Espero que os textos sejam leves e cheio de bom humor – quer dizer, este aqui não será (OLHEM LÁ OS ASTROS AGINDO), mas tem a ver com uma conversa que tive com os meus pais esta semana.

Não sei se todo mundo está sabendo, mas semana passada uma menina de oito anos foi estuprada aqui em Bauru e foi salva porque um casal a viu e prestou socorro. Eles passaram de carro por ela e viram que estava chorando; daí, resolveram voltar e descobriram o que tinha acabado de acontecer.

E foi aí que eu comentei sobre isso, o quanto é importante a gente olhar para as pessoas que estão na rua.
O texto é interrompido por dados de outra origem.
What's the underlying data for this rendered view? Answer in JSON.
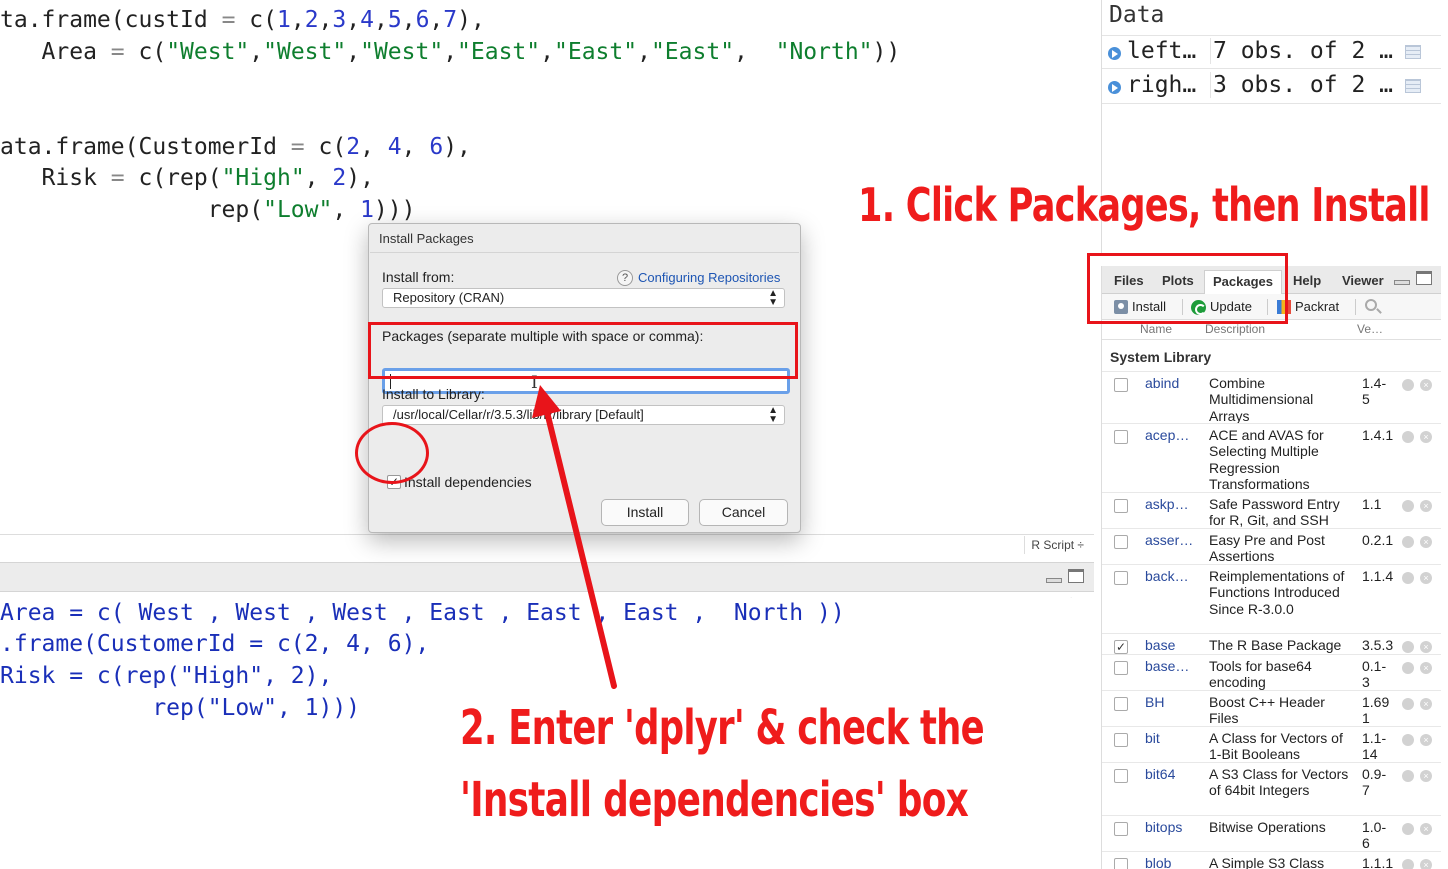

Falo isso com propriedade: há dois anos, mais ou menos, eu estava passando de carro, num domingo, umas 21h, ali perto daquela praça do Jd Marambá, perto da Avenida Cruzeiro do Sul, sabe? Passei de carro e vi uma mulher andando, com fone de ouvido e, logo atrás dela, um cara estranho. Passei, olhei para eles e andei mais uma quadra, quando decidi voltar com o carro. Pela cena que eu vi, parecia que ela corria perigo e eu resolvi ajudá-la. Dei a volta no quarteirão, acelerada, e quando vi, ele já estava abordando ela (a rua estava deserta e estava muito escuro). Parei o carro, abri a porta e falei: “moça, pode entrar que eu vou te ajudar.” Assustada, ela entrou no meu carro e mal falava comigo. Eu só disse: “fica calma, eu vi que ele ia tentar fazer alguma coisa com você e resolvi parar o carro. Vou te levar onde você quiser, pode ficar calma.” Ela respirou, me explicou para onde ela estava indo e eu a levei.
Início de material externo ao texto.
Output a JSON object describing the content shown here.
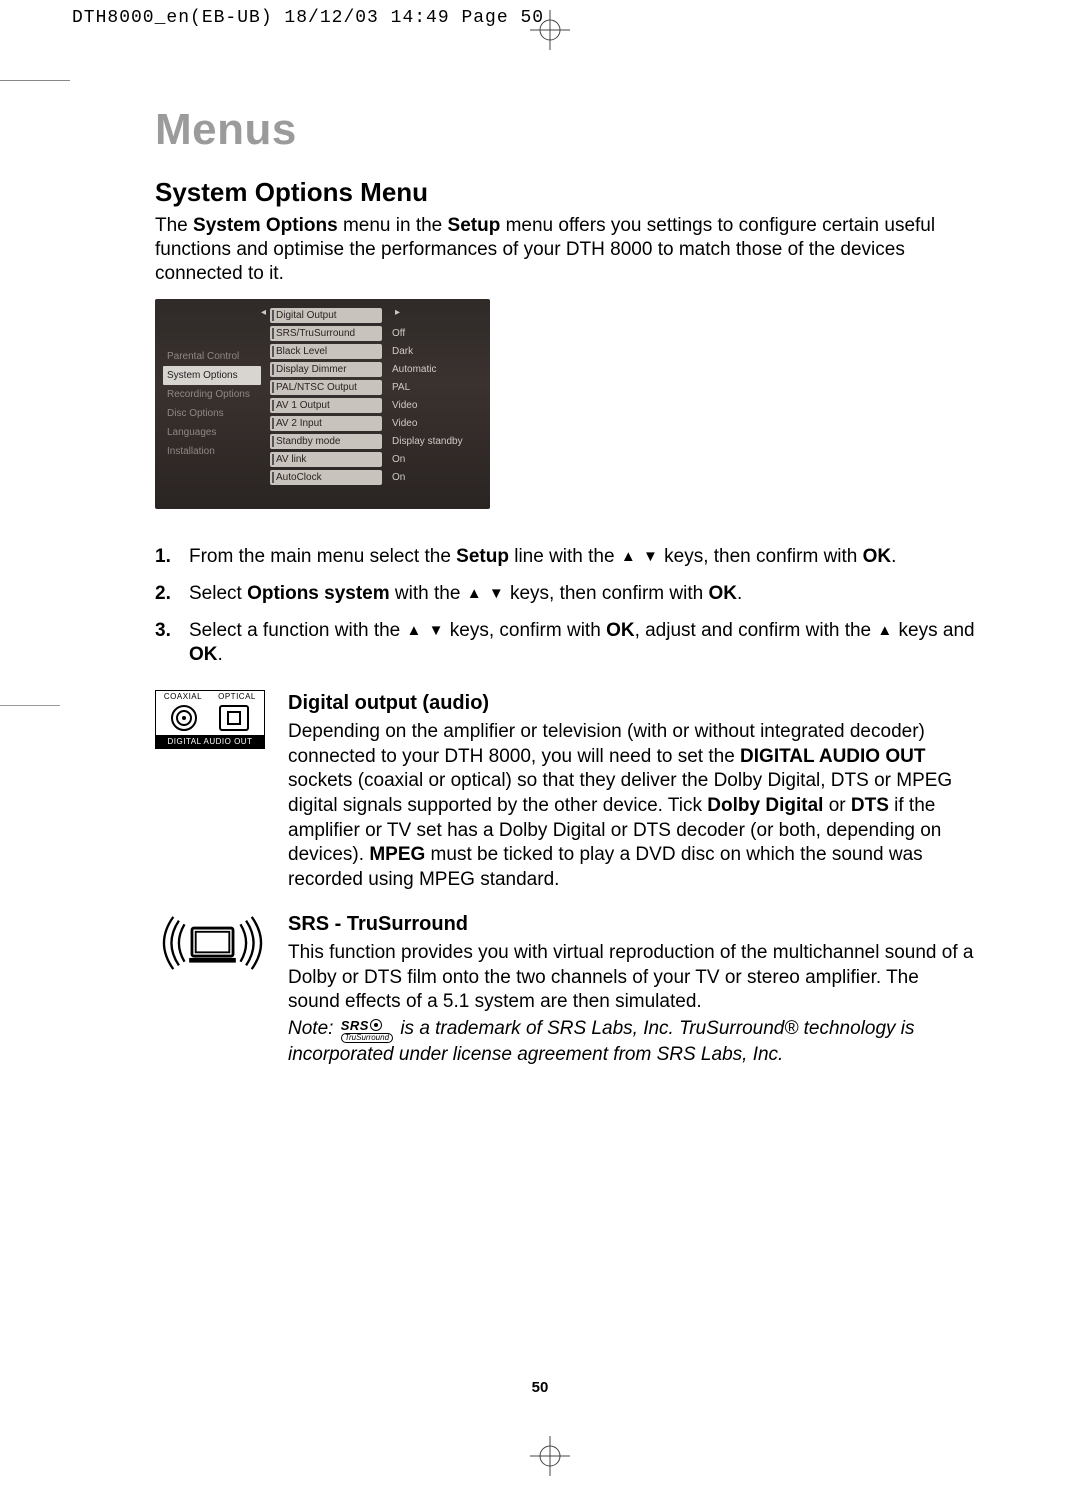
{
  "slug": "DTH8000_en(EB-UB)  18/12/03  14:49  Page 50",
  "title": "Menus",
  "section_title": "System Options Menu",
  "intro_pre": "The ",
  "intro_b1": "System Options",
  "intro_mid1": " menu in the ",
  "intro_b2": "Setup",
  "intro_post": " menu offers you settings to configure certain useful functions and optimise the performances of your DTH 8000 to match those of the devices connected to it.",
  "screenshot": {
    "left_items": [
      {
        "label": "Parental Control",
        "selected": false
      },
      {
        "label": "System Options",
        "selected": true
      },
      {
        "label": "Recording Options",
        "selected": false
      },
      {
        "label": "Disc Options",
        "selected": false
      },
      {
        "label": "Languages",
        "selected": false
      },
      {
        "label": "Installation",
        "selected": false
      }
    ],
    "right_rows": [
      {
        "label": "Digital Output",
        "value": ""
      },
      {
        "label": "SRS/TruSurround",
        "value": "Off"
      },
      {
        "label": "Black Level",
        "value": "Dark"
      },
      {
        "label": "Display Dimmer",
        "value": "Automatic"
      },
      {
        "label": "PAL/NTSC Output",
        "value": "PAL"
      },
      {
        "label": "AV 1 Output",
        "value": "Video"
      },
      {
        "label": "AV 2 Input",
        "value": "Video"
      },
      {
        "label": "Standby mode",
        "value": "Display standby"
      },
      {
        "label": "AV link",
        "value": "On"
      },
      {
        "label": "AutoClock",
        "value": "On"
      }
    ]
  },
  "steps": {
    "s1_num": "1.",
    "s1_a": "From the main menu select the ",
    "s1_b": "Setup",
    "s1_c": " line with the ",
    "s1_d": " keys, then confirm with ",
    "s1_e": "OK",
    "s1_f": ".",
    "s2_num": "2.",
    "s2_a": "Select ",
    "s2_b": "Options system",
    "s2_c": " with the ",
    "s2_d": " keys, then confirm with ",
    "s2_e": "OK",
    "s2_f": ".",
    "s3_num": "3.",
    "s3_a": "Select a function with the ",
    "s3_b": " keys, confirm with ",
    "s3_c": "OK",
    "s3_d": ", adjust and confirm with the ",
    "s3_e": " keys and ",
    "s3_f": "OK",
    "s3_g": "."
  },
  "dao": {
    "coaxial": "COAXIAL",
    "optical": "OPTICAL",
    "label": "DIGITAL AUDIO OUT"
  },
  "digital": {
    "title": "Digital output (audio)",
    "p1": "Depending on the amplifier or television (with or without integrated decoder) connected to your DTH 8000, you will need to set the ",
    "b1": "DIGITAL AUDIO OUT",
    "p2": " sockets (coaxial or optical) so that they deliver the Dolby Digital, DTS or MPEG digital signals supported by the other device. Tick ",
    "b2": "Dolby Digital",
    "p3": " or ",
    "b3": "DTS",
    "p4": " if the amplifier or TV set has a Dolby Digital or DTS decoder (or both, depending on devices). ",
    "b4": "MPEG",
    "p5": " must be ticked to play a DVD disc on which the sound was recorded using MPEG standard."
  },
  "srs": {
    "title": "SRS - TruSurround",
    "body": "This function provides you with virtual reproduction of the multichannel sound of a Dolby or DTS film onto the two channels of your TV or stereo amplifier. The sound effects of a 5.1 system are then simulated.",
    "note_a": "Note: ",
    "note_b": " is a trademark of SRS Labs, Inc. TruSurround® technology is incorporated under license agreement from SRS Labs, Inc.",
    "logo_top": "SRS",
    "logo_bottom": "TruSurround"
  },
  "page_number": "50"
}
Mas essa não foi a única vez: eu e meu namorado já andamos atrás do carro de uma moça, por um bom trecho, porque percebemos que ela estava sendo seguida. Quando eles pararam (ela num carro e o cara no outro), também paramos o nosso carro e oferecemos ajuda, mas a moça disse que estava bem, que era o ex-namorado que ainda queria conversar com ela, agradeceu e disse que eu podia ir embora. Claro que nós dois ficamos esperando um tempinho até termos a certeza que estava tudo bem.

Semana passada, perto de uma área residencial da Unesp, eu vi que uma menina estava subindo a rua, de mochila, e dois homens estavam descendo, em direção a ela (bem do lado de um terreno baldio). Nem pensei duas vezes: parei carro e fiquei olhando, para ver se ela iria precisar de ajuda. Mas eles seguiram o caminho e ela foi para a Unesp (fiquei com o carro parado até ter certeza que estava tudo bem).

Estas não foram as únicas vezes – são só algumas para eu poder exemplificar o que eu tô falando. Você, que está me lendo agora: que tal também fazer isso? Claro que não é para ser a Mulher Maravilha ou um super herói qualquer. Não é isso, tá? Só estou dizendo para você praticar mais a empatia, olhar à sua volta porque, talvez, alguém esteja precisando da sua ajuda e você nem perceba.